Enquanto ele tratava a massa, Raiva colocou um vinil de jazz que trazia uma versão de Autumn Leaves até então desconhecida pra mim, já que só sacava a versão de Miles Davis com Cannonball Adderley no sax, Art Blakey na bateria, Hank Jones ao piano e Sam Jones no baixo. Uma obra prima do gênero. Essa outra versão era de autoria de Stan Getz, mas Cláudio não deixou que chegasse ao fim e colocou Duke Ellington afirmando que e a faixa East St. Louis Toodle-oo era mais apropriada pra ocasião. Nunca fui muito fã do jazz na linha de montagem, só que tenho que me curvar diante da languidez e sublime beleza de músicas como Day-ream de autoria de Ellington, Latouche e Strayhorne. Skunk em português quer dizer gambá e quando Cláudio acendeu o beck, o cheiro que exalava era uma mistura de maconha, alfazema e laranja bastante forte. Ele passou pra mim e a tosse foi inevitável depois da primeira tragada.
_Cohf, cohf, cohf, uhrr..Que caralho é esse Raiva?
_O gosto não é maravilhoso?
_Muito bom.
_Melhor que o gosto é a lombra.
_Tô até cabreiro.
Passei o baseado pra Tom que fumou tossiu, fumou tossiu e passou pra Cláudio que recusou e voltou pra mim e eu fumei e tossi e fumei e tossi e, mais rápido que o normal, estava embarcando no meu devaneio monomaníaco e pensava em Lua e na aula que tinha que dar e na Cinderela Adormecida e em Deus e o Diabo e Glauber Rocha e Bandeira em Arte de Amar e meu avô quando era vivo e o ambiente estava escuro, o sopro mais alto, a música bem perto e voltei a realidade.
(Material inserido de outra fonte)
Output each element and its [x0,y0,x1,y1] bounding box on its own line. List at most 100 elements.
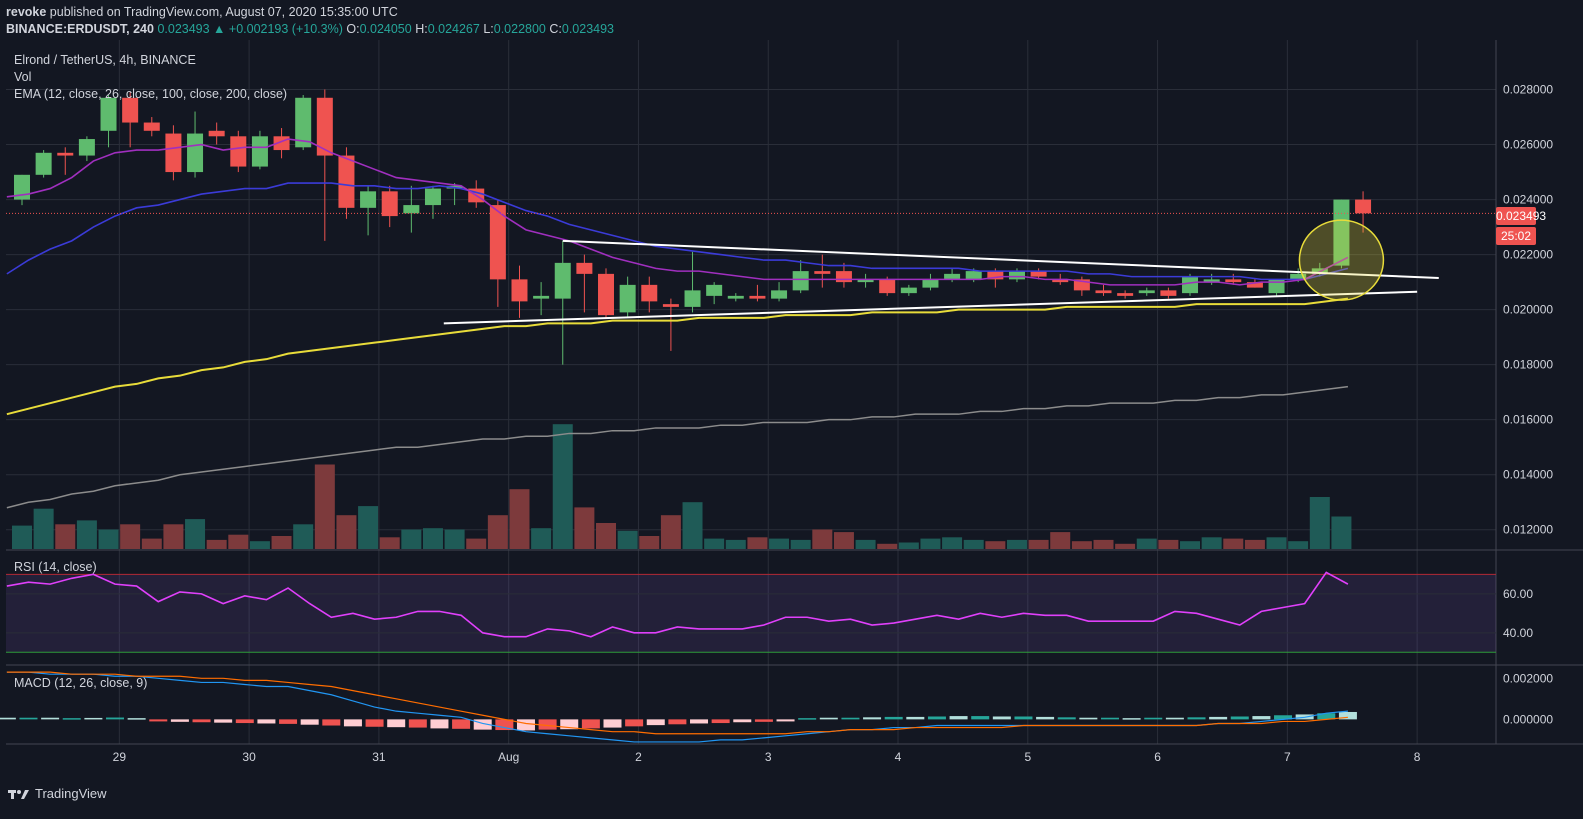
candle[interactable] [78,136,95,162]
macd-histogram-bar [927,716,946,720]
candle-body [1290,273,1307,280]
volume-bar [228,534,249,549]
candle[interactable] [403,185,420,233]
x-tick-label: 5 [1024,750,1031,764]
candle-body [662,304,679,307]
highlight-circle[interactable] [1298,219,1385,301]
candle-body [1052,279,1069,283]
candle[interactable] [381,185,398,228]
candle-body [814,271,831,274]
candle[interactable] [316,89,333,241]
candle[interactable] [251,130,268,170]
drawing-overlay[interactable] [443,219,1439,325]
macd-histogram-bar [603,719,622,728]
candle[interactable] [727,293,744,302]
candle[interactable] [706,282,723,305]
candle-body [100,97,117,131]
macd-pane[interactable]: 0.002000 0.000000 [0,671,1553,743]
open-value: 0.024050 [359,22,412,36]
macd-histogram-bar [279,719,298,724]
legend-macd: MACD (12, 26, close, 9) [14,676,147,690]
candle[interactable] [14,174,30,206]
trendline-lower[interactable] [443,290,1418,325]
macd-histogram-bar [1317,713,1336,720]
trendline-upper[interactable] [562,239,1439,279]
macd-histogram-bar [1230,716,1249,720]
tradingview-logo-icon [8,789,29,799]
chart-canvas[interactable]: 40.00 60.00 0.002000 0.000000 29 30 31 Aug 2 3 4… [0,40,1583,780]
candle[interactable] [360,185,377,236]
candle-body [1008,271,1025,280]
candle[interactable] [143,117,160,137]
macd-histogram-bar [949,716,968,720]
macd-histogram-bar [62,718,81,720]
candle[interactable] [1138,287,1155,296]
candle[interactable] [619,276,636,318]
candle-body [57,152,74,156]
candle[interactable] [554,240,571,365]
author-name[interactable]: revoke [6,5,47,19]
candle[interactable] [792,260,809,294]
candle[interactable] [230,130,247,173]
candle[interactable] [187,111,204,178]
candle[interactable] [857,273,874,288]
candle[interactable] [533,282,550,316]
macd-histogram-bar [1165,717,1184,720]
macd-histogram-bar [235,719,254,724]
footer-brand[interactable]: TradingView [8,786,107,801]
volume-bar [185,519,206,549]
candle-body [1203,279,1220,283]
volume-bar [574,507,595,549]
candle[interactable] [165,125,182,181]
candle[interactable] [1117,290,1134,299]
candle[interactable] [684,251,701,313]
candle[interactable] [835,262,852,288]
candle[interactable] [57,147,74,175]
candle[interactable] [598,268,615,318]
candle[interactable] [922,273,939,291]
candle[interactable] [576,254,593,313]
candle[interactable] [1225,273,1242,285]
price-badge: 0.023493 [1496,207,1547,225]
candle[interactable] [641,276,658,313]
candle[interactable] [208,122,225,145]
low-label: L: [483,22,494,36]
candle[interactable] [814,254,831,288]
candle[interactable] [900,284,917,296]
macd-histogram-bar [1100,717,1119,720]
rsi-line [6,571,1349,638]
candle[interactable] [749,284,766,302]
macd-histogram-bar [149,719,168,722]
volume-bars [12,424,1352,549]
candle[interactable] [1160,287,1177,299]
candle[interactable] [1182,273,1199,296]
price-pane[interactable] [14,89,1372,365]
candle[interactable] [1203,273,1220,285]
macd-histogram-bar [776,719,795,722]
candle-body [857,279,874,283]
macd-histogram-bar [798,718,817,720]
candle[interactable] [1073,276,1090,296]
candle[interactable] [489,199,506,307]
rsi-pane[interactable]: 40.00 60.00 [6,571,1533,653]
candle[interactable] [511,265,528,318]
candle[interactable] [35,150,52,178]
volume-bar [1223,538,1244,549]
candle[interactable] [1333,199,1350,269]
candle[interactable] [100,95,117,148]
volume-bar [1201,537,1222,549]
macd-histogram-bar [516,719,535,731]
candle[interactable] [122,92,139,148]
macd-histogram-bar [365,719,384,727]
candle[interactable] [771,282,788,302]
candle-body [424,188,441,206]
macd-histogram-bar [625,719,644,727]
volume-bar [98,529,119,549]
macd-histogram-bar [581,719,600,729]
candle[interactable] [662,298,679,351]
candle-body [143,122,160,131]
candle[interactable] [424,185,441,219]
rsi-band-fill [6,574,1496,653]
candle[interactable] [1030,268,1047,280]
candle[interactable] [1095,284,1112,296]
Não tinha vontade de fazer mais nada a não ser me afundar em córregos duma lama de mim mesmo e aproveitar o instante e navegar, mas por alguns momentos, quando pensava na vida lá fora, queria voltar a sobriedade e ao passado infantil com a família reunida na chácara em Lauro de Freitas como cena em platonismo atemporal, uma verdadeira piração que apertava meu juízo e ás vezes dava medo. A voz de Cláudio chegava a meus ouvidos como um eco longínquo e a notícia de que teríamos que sair me deixou meio triste, pois não tive tempo de vasculhar calmamente a discoteca e a biblioteca do cara.
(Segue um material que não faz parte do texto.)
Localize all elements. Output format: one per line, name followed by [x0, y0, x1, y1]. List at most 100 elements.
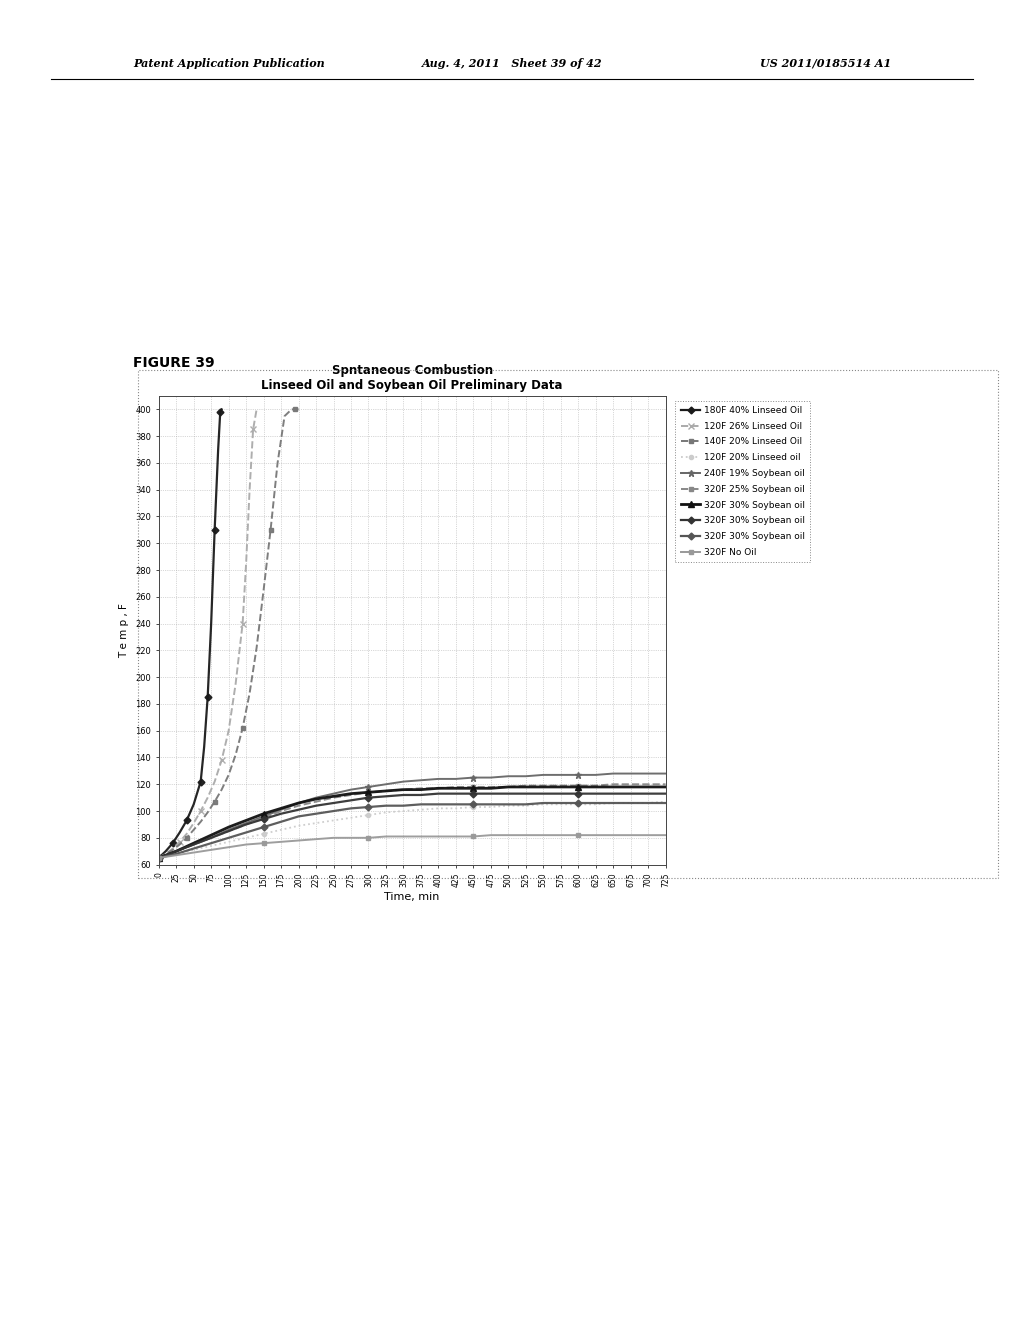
320F No Oil: [187, 845, 200, 861]
240F 19% Soybean oil: [432, 771, 444, 787]
120F 20% Linseed oil: [450, 800, 462, 816]
320F 25% Soybean oil: [502, 779, 514, 795]
180F 40% Linseed Oil: [180, 813, 193, 829]
320F 25% Soybean oil: [625, 776, 637, 792]
320F 30% Soybean oil: [345, 792, 357, 808]
140F 20% Linseed Oil: [187, 822, 200, 838]
320F 25% Soybean oil: [607, 776, 620, 792]
240F 19% Soybean oil: [345, 781, 357, 797]
320F 30% Soybean oil: [205, 830, 217, 846]
320F 30% Soybean oil: [555, 779, 567, 795]
320F No Oil: [572, 828, 585, 843]
320F 30% Soybean oil: [293, 808, 305, 824]
320F 30% Soybean oil: [467, 785, 479, 801]
240F 19% Soybean oil: [625, 766, 637, 781]
320F 30% Soybean oil: [187, 837, 200, 853]
320F 30% Soybean oil: [328, 803, 340, 818]
320F 30% Soybean oil: [450, 796, 462, 812]
320F 30% Soybean oil: [607, 779, 620, 795]
320F 30% Soybean oil: [538, 779, 550, 795]
140F 20% Linseed Oil: [237, 721, 249, 737]
180F 40% Linseed Oil: [209, 521, 221, 537]
Line: 320F 30% Soybean oil: 320F 30% Soybean oil: [157, 801, 668, 861]
320F 25% Soybean oil: [538, 777, 550, 793]
320F No Oil: [153, 850, 165, 866]
320F No Oil: [415, 829, 427, 845]
120F 26% Linseed Oil: [180, 826, 193, 842]
320F 30% Soybean oil: [397, 797, 410, 813]
320F 30% Soybean oil: [153, 850, 165, 866]
320F No Oil: [450, 829, 462, 845]
320F 30% Soybean oil: [397, 787, 410, 803]
320F 30% Soybean oil: [187, 836, 200, 851]
120F 20% Linseed oil: [345, 809, 357, 826]
180F 40% Linseed Oil: [173, 825, 185, 841]
240F 19% Soybean oil: [328, 785, 340, 801]
140F 20% Linseed Oil: [215, 781, 227, 797]
240F 19% Soybean oil: [467, 770, 479, 785]
240F 19% Soybean oil: [415, 772, 427, 788]
120F 20% Linseed oil: [293, 818, 305, 834]
120F 26% Linseed Oil: [244, 482, 256, 498]
140F 20% Linseed Oil: [286, 401, 298, 417]
320F 30% Soybean oil: [380, 797, 392, 813]
140F 20% Linseed Oil: [173, 837, 185, 853]
320F 30% Soybean oil: [345, 800, 357, 816]
120F 20% Linseed oil: [502, 797, 514, 813]
320F 30% Soybean oil: [187, 841, 200, 857]
120F 26% Linseed Oil: [215, 752, 227, 768]
320F 30% Soybean oil: [625, 785, 637, 801]
320F 30% Soybean oil: [538, 795, 550, 810]
120F 20% Linseed oil: [659, 793, 672, 809]
320F No Oil: [607, 828, 620, 843]
240F 19% Soybean oil: [257, 808, 269, 824]
320F 30% Soybean oil: [415, 796, 427, 812]
240F 19% Soybean oil: [380, 776, 392, 792]
140F 20% Linseed Oil: [229, 747, 242, 763]
320F 30% Soybean oil: [484, 785, 497, 801]
320F No Oil: [397, 829, 410, 845]
140F 20% Linseed Oil: [160, 846, 172, 862]
120F 26% Linseed Oil: [202, 789, 214, 805]
320F 30% Soybean oil: [572, 795, 585, 810]
320F 30% Soybean oil: [467, 796, 479, 812]
320F 30% Soybean oil: [625, 779, 637, 795]
Y-axis label: T e m p , F: T e m p , F: [120, 603, 129, 657]
120F 26% Linseed Oil: [167, 841, 179, 857]
320F 30% Soybean oil: [432, 785, 444, 801]
320F 30% Soybean oil: [519, 779, 531, 795]
120F 26% Linseed Oil: [240, 556, 252, 572]
320F 30% Soybean oil: [310, 791, 323, 807]
320F No Oil: [519, 828, 531, 843]
320F 25% Soybean oil: [415, 780, 427, 796]
140F 20% Linseed Oil: [289, 401, 301, 417]
320F 25% Soybean oil: [555, 777, 567, 793]
140F 20% Linseed Oil: [293, 401, 305, 417]
120F 26% Linseed Oil: [229, 676, 242, 692]
180F 40% Linseed Oil: [160, 843, 172, 859]
320F 30% Soybean oil: [555, 795, 567, 810]
120F 26% Linseed Oil: [222, 723, 234, 739]
240F 19% Soybean oil: [310, 789, 323, 805]
180F 40% Linseed Oil: [153, 850, 165, 866]
320F 30% Soybean oil: [274, 800, 287, 816]
120F 20% Linseed oil: [572, 796, 585, 812]
320F 30% Soybean oil: [170, 843, 182, 859]
Line: 320F 25% Soybean oil: 320F 25% Soybean oil: [157, 781, 668, 861]
320F 30% Soybean oil: [293, 795, 305, 810]
320F 30% Soybean oil: [328, 795, 340, 810]
320F No Oil: [240, 837, 252, 853]
180F 40% Linseed Oil: [214, 404, 226, 420]
320F 30% Soybean oil: [415, 781, 427, 797]
Line: 320F 30% Soybean oil: 320F 30% Soybean oil: [156, 784, 669, 861]
120F 20% Linseed oil: [240, 830, 252, 846]
320F 30% Soybean oil: [380, 788, 392, 804]
120F 20% Linseed oil: [432, 800, 444, 816]
320F 25% Soybean oil: [240, 817, 252, 833]
Title: Spntaneous Combustion
Linseed Oil and Soybean Oil Preliminary Data: Spntaneous Combustion Linseed Oil and So…: [261, 364, 563, 392]
320F 30% Soybean oil: [607, 795, 620, 810]
Legend: 180F 40% Linseed Oil, 120F 26% Linseed Oil, 140F 20% Linseed Oil, 120F 20% Linse: 180F 40% Linseed Oil, 120F 26% Linseed O…: [675, 400, 810, 562]
320F No Oil: [274, 834, 287, 850]
320F 30% Soybean oil: [362, 799, 375, 814]
240F 19% Soybean oil: [397, 774, 410, 789]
­_Vamos nessa que ainda tenho que passar no fórum. Tom, diga onde vocês vão ficar que eu dou uma carona.
_Qualquer lugar em Brotas ta bom pra gente. Não posso esquecer de pegar os documentos na portaria com seu gentilíssimo porteiro.
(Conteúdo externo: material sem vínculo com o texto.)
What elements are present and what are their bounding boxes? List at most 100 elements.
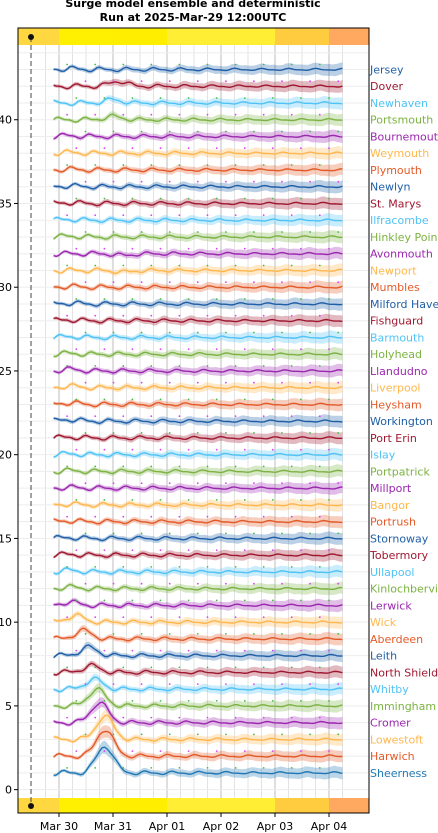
high-water-marker [234,767,237,769]
station-label: Fishguard [370,315,423,328]
high-water-marker [178,164,181,166]
station-label: Whitby [370,683,409,696]
high-water-marker [337,130,340,133]
high-water-marker [112,331,115,334]
high-water-marker [178,666,181,669]
station-labels: Sheerness Harwich Lowestoft Cromer Immingham… [369,63,438,779]
high-water-marker [84,733,87,736]
high-water-marker [112,532,115,535]
high-water-marker [187,750,190,752]
series-band [53,246,343,261]
high-water-marker [66,515,68,518]
high-water-marker [262,465,265,468]
high-water-marker [94,113,97,116]
series-line [53,200,343,207]
high-water-marker [159,700,162,702]
high-water-marker [103,649,106,652]
high-water-marker [215,750,218,752]
y-tick-label: 20 [0,449,12,462]
station-label: Barmouth [370,331,424,344]
series-line [53,644,343,659]
high-water-marker [150,314,153,317]
series-line [53,583,343,592]
risk-segment [167,798,221,813]
station-label: Ilfracombe [370,214,429,227]
high-water-marker [262,767,265,769]
high-water-marker [234,264,237,267]
high-water-marker [122,566,125,568]
high-water-marker [150,616,153,619]
high-water-marker [103,599,106,602]
series-line [53,501,343,508]
station-label: Plymouth [370,164,422,177]
series-line [53,182,343,190]
high-water-marker [243,97,246,99]
high-water-marker [103,298,106,300]
high-water-marker [206,515,209,518]
high-water-marker [140,633,143,635]
high-water-marker [187,649,190,652]
high-water-marker [300,700,302,702]
high-water-marker [309,231,311,233]
high-water-marker [290,465,293,468]
high-water-marker [262,314,265,317]
high-water-marker [187,147,190,150]
high-water-marker [234,465,237,468]
high-water-marker [337,432,340,434]
high-water-marker [281,733,283,736]
series-line [53,467,343,475]
high-water-marker [243,448,246,451]
high-water-marker [225,532,227,535]
chart-title-line-2: Run at 2025-Mar-29 12:00UTC [100,11,287,24]
high-water-marker [131,147,134,150]
series-band [53,673,343,696]
high-water-marker [243,197,246,200]
series-line [53,216,343,224]
high-water-marker [281,130,283,133]
high-water-marker [215,549,218,552]
high-water-marker [337,80,340,83]
high-water-marker [131,549,134,552]
high-water-marker [94,566,97,568]
high-water-marker [271,649,274,652]
high-water-marker [112,80,115,83]
high-water-marker [168,130,171,133]
y-tick-label: 30 [0,281,12,294]
series-line [53,165,343,173]
series-line [53,484,343,492]
high-water-marker [122,465,125,468]
high-water-marker [187,499,190,501]
high-water-marker [215,599,218,602]
high-water-marker [159,448,162,451]
high-water-marker [140,381,143,384]
high-water-marker [290,616,293,619]
high-water-marker [196,331,199,334]
high-water-marker [328,197,330,200]
series-band [53,709,343,747]
station-label: Jersey [369,63,404,76]
high-water-marker [122,214,125,217]
risk-segment [59,28,113,45]
high-water-marker [309,381,311,384]
high-water-marker [84,482,87,485]
station-label: Immingham [370,700,436,713]
high-water-marker [94,616,97,619]
high-water-marker [234,716,237,719]
high-water-marker [196,381,199,384]
high-water-marker [84,683,87,685]
high-water-marker [150,113,153,116]
high-water-marker [112,733,115,736]
series-line [53,662,343,676]
high-water-marker [300,549,302,552]
high-water-marker [140,80,143,83]
high-water-marker [131,398,134,401]
high-water-marker [309,180,311,183]
risk-segment [167,28,221,45]
high-water-marker [75,750,78,752]
high-water-marker [150,164,153,166]
high-water-marker [122,264,125,267]
risk-bar-top [18,28,369,45]
station-label: Millport [370,482,412,495]
high-water-marker [66,164,68,166]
O carro do cara era puro odor de bagulho e ouvimos Thelonious Monk de Jaguaribe a Cruz da Redenção. Na Dom João VI nos despedimos. Raiva pegou um ônibus pra casa da avó na Daniel Lisboa e eu andei cerca de dois quilômetros até o meu apartamento onde precisava tomar um banho frio ou qualquer outra coisa que me deixasse mais ligado. Dentro de duas horas estaria no cursinho falando de Murilo Mendes e Vinícius de Morais mesmo sabendo que em dez vidas a maior parte dos imbecis jamais leria uma estrofe de poesia. Era hora de me transformar no vendedor de literatura.